Let me give you some examples (you may recognize a few!):

1. 6x a week or never at all.

What it sounds like:
“I’ve been thinking about starting an exercise regimen, but when I start, I want to make sure I can go all in and dedicate myself to it, which I just can’t do right now because I’m going through a really busy phase at work.”

A whole year passes by and you never find the time to start exercising.

2. Eat ‘perfectly’ or keep the floodgates open.

What it sounds like:
“I tried waking up at 5am to measure out and prepare my 5 meals a day for a couple of weeks, but I just got so tired of waking up early and eating boiled chicken everyday. Healthy eating just isn’t for me.”

Instead of trying to get whole, natural foods in whenever you can, you simply eat whatever you want, whenever you want, in gluttonous quantities.

3. Get extremely restrictive with your food.

What it sounds like:
“I’m trying to get fit, so I’m only letting myself eat 1,000 calories a day. I’m hoping to lose 30 pounds by June.”

You expose yourself to things like fatigue, brain fog, low energy levels and poor performance. You may also risk messing with your body’s natural cycles and metabolism.

4. Maximum exertion, every single time.

What it sounds like:
“No pain, no gain! I push until I want to throw up at every session! That’s the only way to work out and the only way I’m going to get results!”

You expose yourself to things like fatigue, brain fog and poor performance. You also increase your risk of getting injured unnecessarily.


I could go on, but you get the point, right? “All or nothing” usually isn’t the best approach for busy people. To actually make exercise and healthy eating work for you, you need to put in consistent effort over a pretty long period of time, so you need to figure out how to make your habits last.

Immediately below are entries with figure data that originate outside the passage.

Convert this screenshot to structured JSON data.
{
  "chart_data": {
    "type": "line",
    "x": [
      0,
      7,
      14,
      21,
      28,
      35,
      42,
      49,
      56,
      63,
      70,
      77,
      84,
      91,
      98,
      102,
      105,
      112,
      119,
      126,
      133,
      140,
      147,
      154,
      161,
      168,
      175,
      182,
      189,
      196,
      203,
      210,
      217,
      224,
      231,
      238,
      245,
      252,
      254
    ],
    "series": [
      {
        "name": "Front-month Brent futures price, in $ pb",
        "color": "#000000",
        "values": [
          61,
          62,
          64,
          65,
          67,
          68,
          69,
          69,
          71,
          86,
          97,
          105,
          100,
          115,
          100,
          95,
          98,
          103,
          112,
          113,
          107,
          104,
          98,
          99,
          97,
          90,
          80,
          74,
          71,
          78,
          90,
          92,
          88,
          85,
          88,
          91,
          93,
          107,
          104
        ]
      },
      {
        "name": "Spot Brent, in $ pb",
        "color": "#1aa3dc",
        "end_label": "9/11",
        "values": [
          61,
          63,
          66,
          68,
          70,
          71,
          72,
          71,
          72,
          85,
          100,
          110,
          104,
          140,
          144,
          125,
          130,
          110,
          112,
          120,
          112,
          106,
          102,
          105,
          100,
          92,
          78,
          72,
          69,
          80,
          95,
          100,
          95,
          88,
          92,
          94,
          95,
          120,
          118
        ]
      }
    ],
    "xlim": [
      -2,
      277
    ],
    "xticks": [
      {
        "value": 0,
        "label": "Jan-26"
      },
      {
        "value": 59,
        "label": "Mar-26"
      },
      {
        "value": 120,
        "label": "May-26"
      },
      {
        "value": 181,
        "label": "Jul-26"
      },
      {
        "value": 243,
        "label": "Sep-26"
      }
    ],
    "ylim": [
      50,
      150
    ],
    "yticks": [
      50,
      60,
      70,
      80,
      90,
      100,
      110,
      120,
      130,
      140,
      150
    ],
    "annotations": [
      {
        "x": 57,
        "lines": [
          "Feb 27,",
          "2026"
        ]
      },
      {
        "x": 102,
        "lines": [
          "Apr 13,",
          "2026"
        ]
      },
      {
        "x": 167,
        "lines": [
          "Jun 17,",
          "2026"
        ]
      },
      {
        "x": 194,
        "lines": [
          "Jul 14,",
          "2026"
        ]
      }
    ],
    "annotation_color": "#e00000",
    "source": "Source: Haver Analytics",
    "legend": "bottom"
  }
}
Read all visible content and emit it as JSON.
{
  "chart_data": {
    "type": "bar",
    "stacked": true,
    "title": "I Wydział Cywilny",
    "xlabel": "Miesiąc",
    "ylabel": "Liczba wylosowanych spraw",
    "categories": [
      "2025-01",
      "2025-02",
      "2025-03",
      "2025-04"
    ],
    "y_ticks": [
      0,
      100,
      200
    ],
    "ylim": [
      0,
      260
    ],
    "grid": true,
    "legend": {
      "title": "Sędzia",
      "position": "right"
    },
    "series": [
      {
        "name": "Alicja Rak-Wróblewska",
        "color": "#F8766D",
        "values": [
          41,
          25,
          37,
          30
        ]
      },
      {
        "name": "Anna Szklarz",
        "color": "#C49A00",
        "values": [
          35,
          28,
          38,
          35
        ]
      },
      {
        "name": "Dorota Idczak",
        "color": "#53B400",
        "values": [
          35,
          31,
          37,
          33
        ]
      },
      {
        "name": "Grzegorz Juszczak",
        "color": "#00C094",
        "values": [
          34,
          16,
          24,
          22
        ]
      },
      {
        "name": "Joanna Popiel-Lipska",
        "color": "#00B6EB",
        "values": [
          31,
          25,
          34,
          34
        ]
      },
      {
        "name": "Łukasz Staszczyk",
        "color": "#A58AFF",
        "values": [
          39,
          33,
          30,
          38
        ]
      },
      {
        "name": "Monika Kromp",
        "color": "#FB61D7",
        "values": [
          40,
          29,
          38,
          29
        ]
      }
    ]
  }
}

The key takeaway here, if it’s not yet obvious to you, is this:

An exercise schedule or eating regimen that’s ‘good enough’ – i.e. something that fits into your lifestyle and is enjoyable and sustainable (and thus conducive to getting results) – is far better than any (theoretically) ‘perfect’ option that you’ll likely end up hating and giving up after a few weeks.

Sometimes, you’re not going to be able to make it to the gym. Sometimes, you’ll just be too lazy. Sometimes, you’ll drink too many beers and regret it the next day. And that’s all ok. In fact, it’s part of the journey. Awareness and consistency, above all else, are key. Try to get it right 80% of the time, and when you can’t, don’t stress out about it and jump off the wagon head-first. Just show up the next day and keep working towards your 80%.